O acidente com a aeronave modelo Cessna C-210 ocorreu na rua Antonio Nascimento Moura, no bairro de Santana. O acidente deixou ao menos dois mortos (o piloto do avião, Guilherme Murback, 26, e o copiloto, Leonardo Imamura, 43) e 13 feridos, segundo o Corpo de Bombeiros. A aeronave caiu sobre ao menos três casas próximo ao aeroporto do Campo de Marte. Segundo o tenente André Elias, do Corpo de Bombeiros, veículos também foram atingidos -- entre carros e caminhões.

O economista Carlos Carneiro Filho, que trabalha em uma empresa situada na Avenida Braz Leme, viu o momento da queda e relatou ao Estadão Conteúdo. "Vi que o avião subiu do aeroporto, fez um rasante nas árvores e caiu em uma rua bem em frente da Totvs [onde ele trabalha], atrás de um posto de gasolina."

Segundo Carneiro Filho, logo após a queda, houve uma explosão. "Explodiu, deu bastante estrondo e uma labareda bem alta."

O arquiteto Vainer Ragusa, de 50 anos, passava pela Braz Leme, após sair de uma consulta médica, quando viu a queda. "Estava no farol da Braz Leme, no sentido Santana. Vi que o avião levantou voo e perdeu potência, começou a baixar e caiu entre a rua e uma casa", contou ao Estadão. "Estava a uns 200 metros e senti o calorão. Foi muito feio."

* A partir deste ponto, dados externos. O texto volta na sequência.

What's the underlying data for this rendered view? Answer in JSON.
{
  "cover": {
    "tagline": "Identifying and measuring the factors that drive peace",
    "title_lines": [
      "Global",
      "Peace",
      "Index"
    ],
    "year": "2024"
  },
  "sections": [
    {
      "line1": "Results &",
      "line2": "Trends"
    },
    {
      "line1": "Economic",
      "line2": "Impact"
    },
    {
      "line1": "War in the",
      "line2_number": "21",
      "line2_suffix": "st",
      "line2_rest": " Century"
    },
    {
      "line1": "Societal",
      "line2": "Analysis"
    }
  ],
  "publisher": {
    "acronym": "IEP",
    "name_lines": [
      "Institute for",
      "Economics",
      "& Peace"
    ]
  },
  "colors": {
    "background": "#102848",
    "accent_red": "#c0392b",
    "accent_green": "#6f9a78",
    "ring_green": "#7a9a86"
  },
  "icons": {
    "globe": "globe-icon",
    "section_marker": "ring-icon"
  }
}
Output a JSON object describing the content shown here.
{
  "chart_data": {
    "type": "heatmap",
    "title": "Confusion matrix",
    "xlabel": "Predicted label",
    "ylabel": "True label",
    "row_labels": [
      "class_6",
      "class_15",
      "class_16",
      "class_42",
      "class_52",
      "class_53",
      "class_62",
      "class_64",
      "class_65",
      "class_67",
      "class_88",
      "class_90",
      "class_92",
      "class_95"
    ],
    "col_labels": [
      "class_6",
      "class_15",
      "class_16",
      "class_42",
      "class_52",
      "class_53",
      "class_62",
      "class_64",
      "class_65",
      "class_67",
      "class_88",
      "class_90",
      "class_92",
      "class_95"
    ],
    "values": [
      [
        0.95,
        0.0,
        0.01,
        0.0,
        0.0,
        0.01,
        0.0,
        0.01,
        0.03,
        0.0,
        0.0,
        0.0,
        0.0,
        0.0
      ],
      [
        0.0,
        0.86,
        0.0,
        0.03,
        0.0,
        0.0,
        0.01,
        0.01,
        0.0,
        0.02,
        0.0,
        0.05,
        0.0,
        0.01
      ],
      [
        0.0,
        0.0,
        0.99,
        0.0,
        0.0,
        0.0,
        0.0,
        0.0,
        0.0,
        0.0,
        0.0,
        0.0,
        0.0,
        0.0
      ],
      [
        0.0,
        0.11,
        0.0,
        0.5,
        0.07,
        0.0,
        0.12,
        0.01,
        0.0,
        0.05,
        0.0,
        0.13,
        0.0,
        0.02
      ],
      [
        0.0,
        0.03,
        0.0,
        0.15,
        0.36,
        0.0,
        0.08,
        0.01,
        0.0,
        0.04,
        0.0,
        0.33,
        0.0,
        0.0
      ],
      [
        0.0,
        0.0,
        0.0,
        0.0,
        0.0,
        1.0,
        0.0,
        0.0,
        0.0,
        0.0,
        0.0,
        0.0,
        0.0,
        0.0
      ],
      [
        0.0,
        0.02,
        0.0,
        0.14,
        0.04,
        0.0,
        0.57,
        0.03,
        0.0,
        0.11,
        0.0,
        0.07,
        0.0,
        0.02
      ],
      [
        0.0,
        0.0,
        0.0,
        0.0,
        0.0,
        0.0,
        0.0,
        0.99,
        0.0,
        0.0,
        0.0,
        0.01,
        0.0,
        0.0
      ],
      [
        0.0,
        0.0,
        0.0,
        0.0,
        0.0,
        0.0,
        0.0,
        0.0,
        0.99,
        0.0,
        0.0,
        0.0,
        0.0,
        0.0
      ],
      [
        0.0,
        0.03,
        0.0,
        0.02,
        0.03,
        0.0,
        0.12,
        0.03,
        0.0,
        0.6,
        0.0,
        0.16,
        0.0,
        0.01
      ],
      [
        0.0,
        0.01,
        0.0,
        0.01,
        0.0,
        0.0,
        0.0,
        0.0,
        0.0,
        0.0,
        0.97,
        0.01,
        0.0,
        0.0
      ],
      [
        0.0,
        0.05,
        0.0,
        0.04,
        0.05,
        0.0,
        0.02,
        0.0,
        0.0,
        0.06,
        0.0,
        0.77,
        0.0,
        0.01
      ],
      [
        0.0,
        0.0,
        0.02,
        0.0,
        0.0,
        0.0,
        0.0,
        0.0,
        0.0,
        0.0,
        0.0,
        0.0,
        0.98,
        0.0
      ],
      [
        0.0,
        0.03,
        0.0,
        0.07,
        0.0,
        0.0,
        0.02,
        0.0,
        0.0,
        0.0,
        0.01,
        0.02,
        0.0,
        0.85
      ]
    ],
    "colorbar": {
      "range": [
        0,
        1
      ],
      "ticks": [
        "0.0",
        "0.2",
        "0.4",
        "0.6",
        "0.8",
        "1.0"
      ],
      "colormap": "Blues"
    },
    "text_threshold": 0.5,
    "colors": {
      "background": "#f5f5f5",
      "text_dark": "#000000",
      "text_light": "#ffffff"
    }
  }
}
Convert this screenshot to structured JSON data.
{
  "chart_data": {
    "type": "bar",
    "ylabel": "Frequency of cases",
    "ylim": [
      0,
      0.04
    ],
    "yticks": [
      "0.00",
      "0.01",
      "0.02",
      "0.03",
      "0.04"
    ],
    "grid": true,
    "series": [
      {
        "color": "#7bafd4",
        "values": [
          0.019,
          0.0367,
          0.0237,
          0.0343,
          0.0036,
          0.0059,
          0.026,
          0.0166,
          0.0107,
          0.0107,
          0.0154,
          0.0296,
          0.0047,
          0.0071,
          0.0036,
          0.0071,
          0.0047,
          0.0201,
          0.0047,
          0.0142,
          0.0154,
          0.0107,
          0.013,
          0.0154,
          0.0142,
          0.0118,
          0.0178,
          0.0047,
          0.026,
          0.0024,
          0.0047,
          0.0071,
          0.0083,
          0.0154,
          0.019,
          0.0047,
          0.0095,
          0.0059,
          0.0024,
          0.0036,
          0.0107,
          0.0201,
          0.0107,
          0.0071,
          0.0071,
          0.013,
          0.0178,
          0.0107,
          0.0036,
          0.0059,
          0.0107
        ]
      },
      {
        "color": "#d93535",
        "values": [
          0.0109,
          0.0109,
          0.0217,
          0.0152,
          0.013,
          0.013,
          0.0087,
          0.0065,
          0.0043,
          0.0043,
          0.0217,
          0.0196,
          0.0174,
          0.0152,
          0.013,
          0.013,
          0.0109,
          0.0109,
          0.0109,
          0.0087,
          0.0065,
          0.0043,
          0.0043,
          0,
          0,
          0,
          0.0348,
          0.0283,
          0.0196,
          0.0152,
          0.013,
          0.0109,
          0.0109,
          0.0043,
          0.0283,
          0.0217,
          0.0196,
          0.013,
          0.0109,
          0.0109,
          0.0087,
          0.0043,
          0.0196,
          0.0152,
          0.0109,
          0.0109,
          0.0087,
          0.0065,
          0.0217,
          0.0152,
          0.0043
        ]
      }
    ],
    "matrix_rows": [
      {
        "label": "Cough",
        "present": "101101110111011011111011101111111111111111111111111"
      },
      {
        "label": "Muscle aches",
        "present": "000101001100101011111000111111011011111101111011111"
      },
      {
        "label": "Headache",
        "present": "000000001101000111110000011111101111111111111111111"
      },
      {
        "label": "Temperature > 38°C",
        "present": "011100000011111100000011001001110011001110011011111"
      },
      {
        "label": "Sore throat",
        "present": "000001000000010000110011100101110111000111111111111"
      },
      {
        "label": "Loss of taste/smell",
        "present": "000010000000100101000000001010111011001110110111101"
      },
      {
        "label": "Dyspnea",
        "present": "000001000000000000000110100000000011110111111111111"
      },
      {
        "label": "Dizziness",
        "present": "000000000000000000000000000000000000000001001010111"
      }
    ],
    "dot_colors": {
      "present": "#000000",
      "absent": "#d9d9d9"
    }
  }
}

Jorge da Cruz, que trabalha em uma concessionária em uma rua paralela ao local do acidente, presenciou os momentos após a queda. "Ouvi o barulho da aeronave passando e logo em seguida um estrondo, uma labareda que parecia filme e logo outra explosão na sequencia, muita fumaça preta e aí vimos que era uma aeronave", relatou à BandNews.